Ну что бы ей хоть теперь ни промолчать. Черт дергал за язык. Кони с бубенцами сорвали с места и понесли, неуправляемые. Кто знает, куда вынесут эти без узды разгоряченные шальные животные и в какой канаве закончится этот безудержный бег?

Маша захлопала в ладоши:

– Ага, значит, угадала. Как же это я сразу не поняла. Ой-ёй-ёй! Как же это тебя, Женечка, угораздило. Что директриса вчера говорила: «Одиннадцатый класс – сейчас только учиться и учиться. Недочитать, недогулять, недолюбить…» А я-то мучаюсь: почему это Женя со мной не стал танцевать. Женечка, расскажи, кто она? Я никому не скажу. Красивая?

– В темноте не разглядел.

– Ну, значит, ужасно умная?

– Не похоже.

Женя отвечал резко, односложно, не глядя в ее сторону. Но он все же отвечал, и Маша не отставала:

– Бедненький. Любовь зла. Чем же она тебя тогда пленила?

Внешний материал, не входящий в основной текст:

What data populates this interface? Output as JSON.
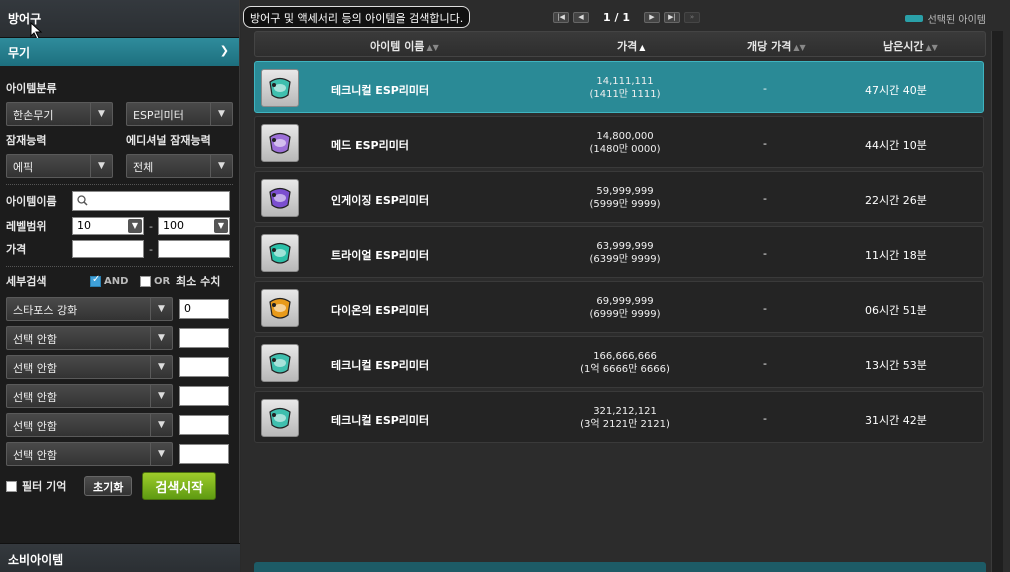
{
  "sidebar": {
    "category_title": "방어구",
    "sub_title": "무기",
    "item_class_label": "아이템분류",
    "item_class_main": "한손무기",
    "item_class_sub": "ESP리미터",
    "potential_label": "잠재능력",
    "additional_potential_label": "에디셔널 잠재능력",
    "potential_value": "에픽",
    "additional_potential_value": "전체",
    "item_name_label": "아이템이름",
    "item_name_value": "",
    "level_label": "레벨범위",
    "level_min": "10",
    "level_max": "100",
    "level_sep": "-",
    "price_label": "가격",
    "price_min": "",
    "price_max": "",
    "price_sep": "-",
    "detail_label": "세부검색",
    "and_label": "AND",
    "or_label": "OR",
    "min_value_label": "최소 수치",
    "detail_rows": [
      {
        "option": "스타포스 강화",
        "value": "0"
      },
      {
        "option": "선택 안함",
        "value": ""
      },
      {
        "option": "선택 안함",
        "value": ""
      },
      {
        "option": "선택 안함",
        "value": ""
      },
      {
        "option": "선택 안함",
        "value": ""
      },
      {
        "option": "선택 안함",
        "value": ""
      }
    ],
    "filter_memory_label": "필터 기억",
    "reset_label": "초기화",
    "search_label": "검색시작",
    "consumable_title": "소비아이템"
  },
  "topbar": {
    "tooltip": "방어구 및 액세서리 등의 아이템을 검색합니다.",
    "page": "1 / 1",
    "legend": "선택된 아이템"
  },
  "table": {
    "headers": {
      "name": "아이템 이름",
      "price": "가격",
      "unit_price": "개당 가격",
      "remaining": "남은시간"
    },
    "rows": [
      {
        "name": "테크니컬 ESP리미터",
        "price": "14,111,111",
        "price_kr": "(1411만 1111)",
        "unit": "-",
        "time": "47시간 40분",
        "selected": true,
        "icon_color": "#3fbfae"
      },
      {
        "name": "메드 ESP리미터",
        "price": "14,800,000",
        "price_kr": "(1480만 0000)",
        "unit": "-",
        "time": "44시간 10분",
        "selected": false,
        "icon_color": "#9c6fd8"
      },
      {
        "name": "인게이징 ESP리미터",
        "price": "59,999,999",
        "price_kr": "(5999만 9999)",
        "unit": "-",
        "time": "22시간 26분",
        "selected": false,
        "icon_color": "#7b4fd0"
      },
      {
        "name": "트라이얼 ESP리미터",
        "price": "63,999,999",
        "price_kr": "(6399만 9999)",
        "unit": "-",
        "time": "11시간 18분",
        "selected": false,
        "icon_color": "#2bc0a8"
      },
      {
        "name": "다이온의 ESP리미터",
        "price": "69,999,999",
        "price_kr": "(6999만 9999)",
        "unit": "-",
        "time": "06시간 51분",
        "selected": false,
        "icon_color": "#e89a1a"
      },
      {
        "name": "테크니컬 ESP리미터",
        "price": "166,666,666",
        "price_kr": "(1억 6666만 6666)",
        "unit": "-",
        "time": "13시간 53분",
        "selected": false,
        "icon_color": "#3fbfae"
      },
      {
        "name": "테크니컬 ESP리미터",
        "price": "321,212,121",
        "price_kr": "(3억 2121만 2121)",
        "unit": "-",
        "time": "31시간 42분",
        "selected": false,
        "icon_color": "#3fbfae"
      }
    ]
  },
  "colors": {
    "selected_row": "#2a8a96",
    "search_button": "#7db21e",
    "sub_header": "#2a8090"
  }
}
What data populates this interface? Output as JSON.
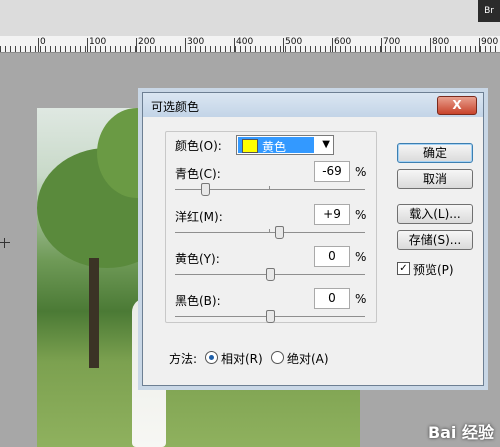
{
  "ps_corner": "Br",
  "ruler": {
    "labels": [
      "0",
      "100",
      "200",
      "300",
      "400",
      "500",
      "600",
      "700",
      "800",
      "900"
    ]
  },
  "dialog": {
    "title": "可选颜色",
    "close": "X",
    "colors_label": "颜色(O):",
    "colors_selected": "黄色",
    "rows": [
      {
        "label": "青色(C):",
        "value": "-69",
        "unit": "%"
      },
      {
        "label": "洋红(M):",
        "value": "+9",
        "unit": "%"
      },
      {
        "label": "黄色(Y):",
        "value": "0",
        "unit": "%"
      },
      {
        "label": "黑色(B):",
        "value": "0",
        "unit": "%"
      }
    ],
    "method_label": "方法:",
    "method_relative": "相对(R)",
    "method_absolute": "绝对(A)",
    "btn_ok": "确定",
    "btn_cancel": "取消",
    "btn_load": "载入(L)...",
    "btn_save": "存储(S)...",
    "preview_label": "预览(P)",
    "preview_checked": true
  },
  "watermark": "Bai 经验"
}
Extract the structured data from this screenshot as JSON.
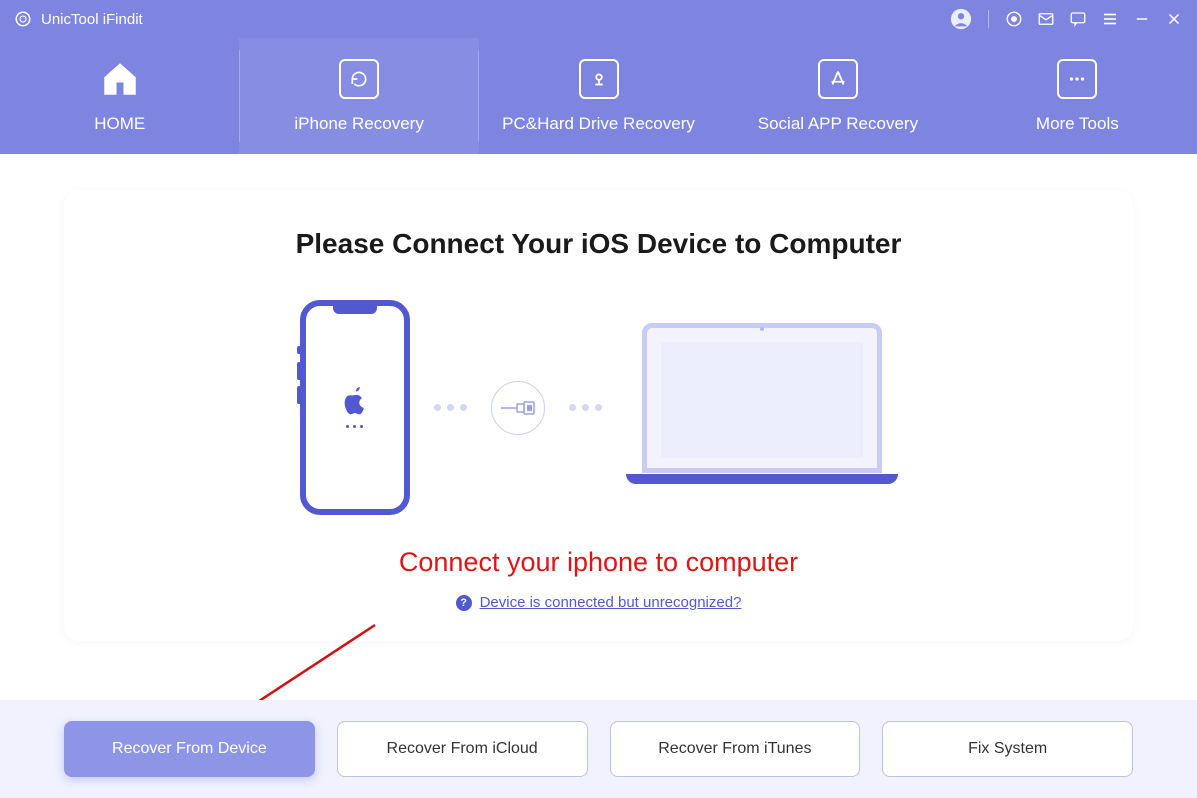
{
  "app": {
    "title": "UnicTool iFindit"
  },
  "nav": {
    "home": "HOME",
    "iphone_recovery": "iPhone Recovery",
    "pc_recovery": "PC&Hard Drive Recovery",
    "social_recovery": "Social APP Recovery",
    "more_tools": "More Tools"
  },
  "main": {
    "heading": "Please Connect Your iOS Device to Computer",
    "annotation": "Connect your iphone to computer",
    "help_link": "Device is connected but unrecognized?"
  },
  "buttons": {
    "recover_device": "Recover From Device",
    "recover_icloud": "Recover From iCloud",
    "recover_itunes": "Recover From iTunes",
    "fix_system": "Fix System"
  }
}
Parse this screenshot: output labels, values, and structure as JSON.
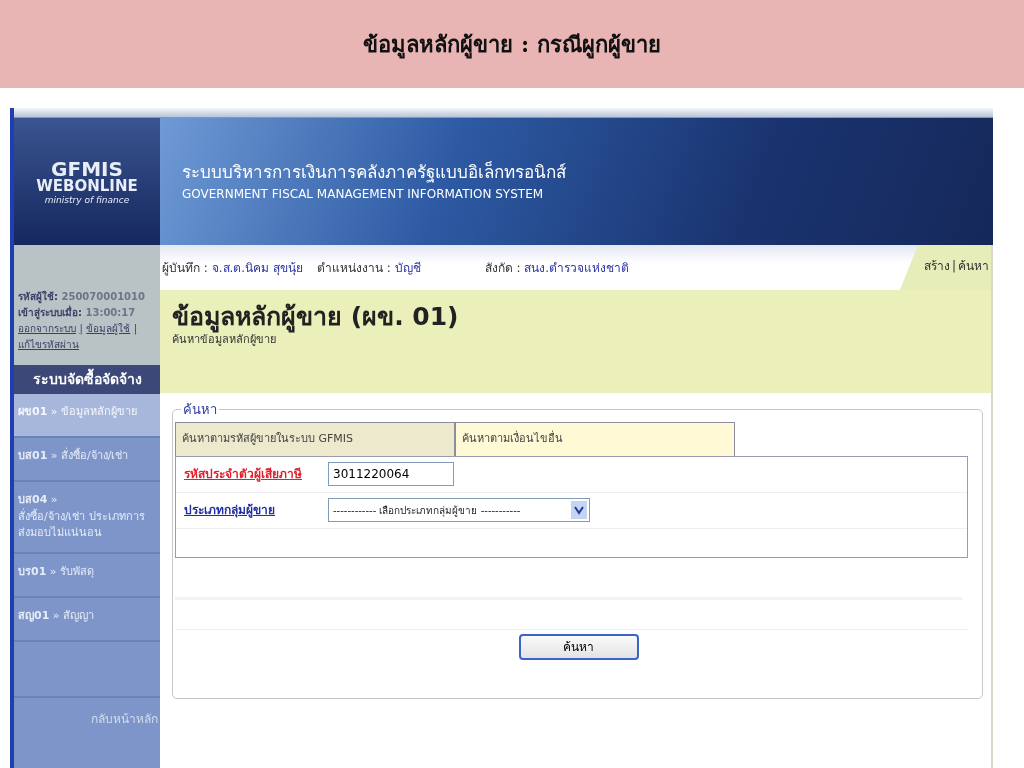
{
  "slide_title": "ข้อมูลหลักผู้ขาย : กรณีผูกผู้ขาย",
  "logo": {
    "line1": "GFMIS",
    "line2": "WEBONLINE",
    "line3": "ministry of finance"
  },
  "banner": {
    "title_th": "ระบบบริหารการเงินการคลังภาครัฐแบบอิเล็กทรอนิกส์",
    "title_en": "GOVERNMENT FISCAL MANAGEMENT INFORMATION SYSTEM"
  },
  "user_panel": {
    "user_id_label": "รหัสผู้ใช้:",
    "user_id": "250070001010",
    "login_label": "เข้าสู่ระบบเมื่อ:",
    "login_time": "13:00:17",
    "separator": "|",
    "links": [
      "ออกจากระบบ",
      "ข้อมูลผู้ใช้",
      "แก้ไขรหัสผ่าน"
    ]
  },
  "menu": {
    "title": "ระบบจัดซื้อจัดจ้าง",
    "arrow": "»",
    "items": [
      {
        "code": "ผข01",
        "label": "ข้อมูลหลักผู้ขาย",
        "selected": true
      },
      {
        "code": "บส01",
        "label": "สั่งซื้อ/จ้าง/เช่า",
        "selected": false
      },
      {
        "code": "บส04",
        "label": "สั่งซื้อ/จ้าง/เช่า ประเภทการส่งมอบไม่แน่นอน",
        "selected": false
      },
      {
        "code": "บร01",
        "label": "รับพัสดุ",
        "selected": false
      },
      {
        "code": "สญ01",
        "label": "สัญญา",
        "selected": false
      }
    ],
    "back_link": "กลับหน้าหลัก"
  },
  "info_bar": {
    "recorder_label": "ผู้บันทึก :",
    "recorder": "จ.ส.ต.นิคม สุขนุ้ย",
    "position_label": "ตำแหน่งงาน :",
    "position": "บัญชี",
    "affiliation_label": "สังกัด :",
    "affiliation": "สนง.ตำรวจแห่งชาติ",
    "separator": "|",
    "actions": [
      "สร้าง",
      "ค้นหา"
    ]
  },
  "page": {
    "title": "ข้อมูลหลักผู้ขาย (ผข. 01)",
    "subtitle": "ค้นหาข้อมูลหลักผู้ขาย"
  },
  "search": {
    "legend": "ค้นหา",
    "tabs": [
      {
        "label": "ค้นหาตามรหัสผู้ขายในระบบ GFMIS",
        "selected": true
      },
      {
        "label": "ค้นหาตามเงื่อนไขอื่น",
        "selected": false
      }
    ],
    "fields": [
      {
        "kind": "text",
        "label": "รหัสประจำตัวผู้เสียภาษี",
        "required": true,
        "value": "3011220064"
      },
      {
        "kind": "select",
        "label": "ประเภทกลุ่มผู้ขาย",
        "required": false,
        "value": "------------ เลือกประเภทกลุ่มผู้ขาย -----------"
      }
    ],
    "button": "ค้นหา"
  }
}
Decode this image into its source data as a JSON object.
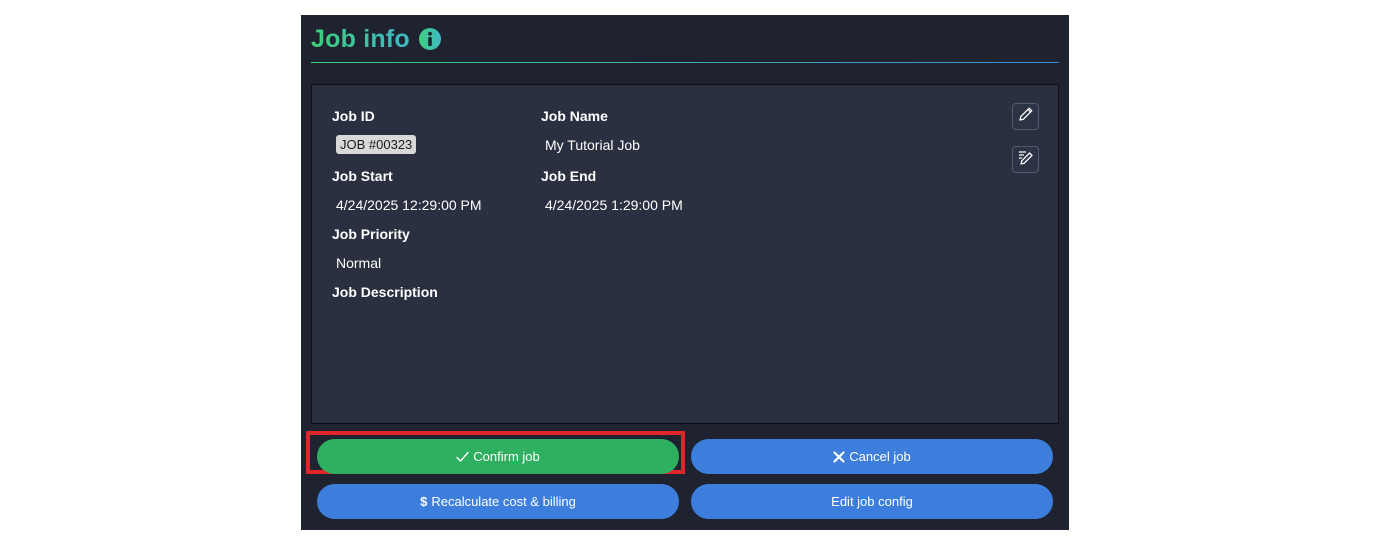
{
  "colors": {
    "panel_bg": "#1f2330",
    "details_bg": "#2a303f",
    "title_gradient_start": "#3ecf7a",
    "title_gradient_end": "#3fb8c9",
    "confirm_green": "#2eb060",
    "blue_button": "#3d7edd",
    "highlight_red": "#e2242b"
  },
  "header": {
    "title": "Job info",
    "icon": "info-circle-icon"
  },
  "details": {
    "job_id_label": "Job ID",
    "job_id_value": "JOB #00323",
    "job_name_label": "Job Name",
    "job_name_value": "My Tutorial Job",
    "job_start_label": "Job Start",
    "job_start_value": "4/24/2025 12:29:00 PM",
    "job_end_label": "Job End",
    "job_end_value": "4/24/2025 1:29:00 PM",
    "job_priority_label": "Job Priority",
    "job_priority_value": "Normal",
    "job_description_label": "Job Description",
    "edit_icon": "pencil-icon",
    "edit_notes_icon": "pencil-lines-icon"
  },
  "actions": {
    "confirm_label": "Confirm job",
    "confirm_icon": "checkmark-icon",
    "cancel_label": "Cancel job",
    "cancel_icon": "close-icon",
    "recalculate_label": "Recalculate cost & billing",
    "recalculate_icon": "dollar-icon",
    "recalculate_glyph": "$",
    "edit_config_label": "Edit job config"
  }
}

– Это легче понять, чем объяснить.

– Кажется, я это где-то сегодня уже слышала. Ты всегда так говоришь или только когда хочешь отвязаться?

Женя проигнорировал выпад.

– Вот везет же некоторым, – произнесла Маша томно-печально, – мальчикам нравятся.

– Ну, ты-то можешь не вздыхать. Ты нравишься больше, чем тебе самой хотелось бы.

Маша удивленно посмотрела на Женьку – что это он вдруг?

– С чего ты это взял? Что ты имеешь в виду?

– Только то, что ты нравишься всем, а тебе не нравится никто.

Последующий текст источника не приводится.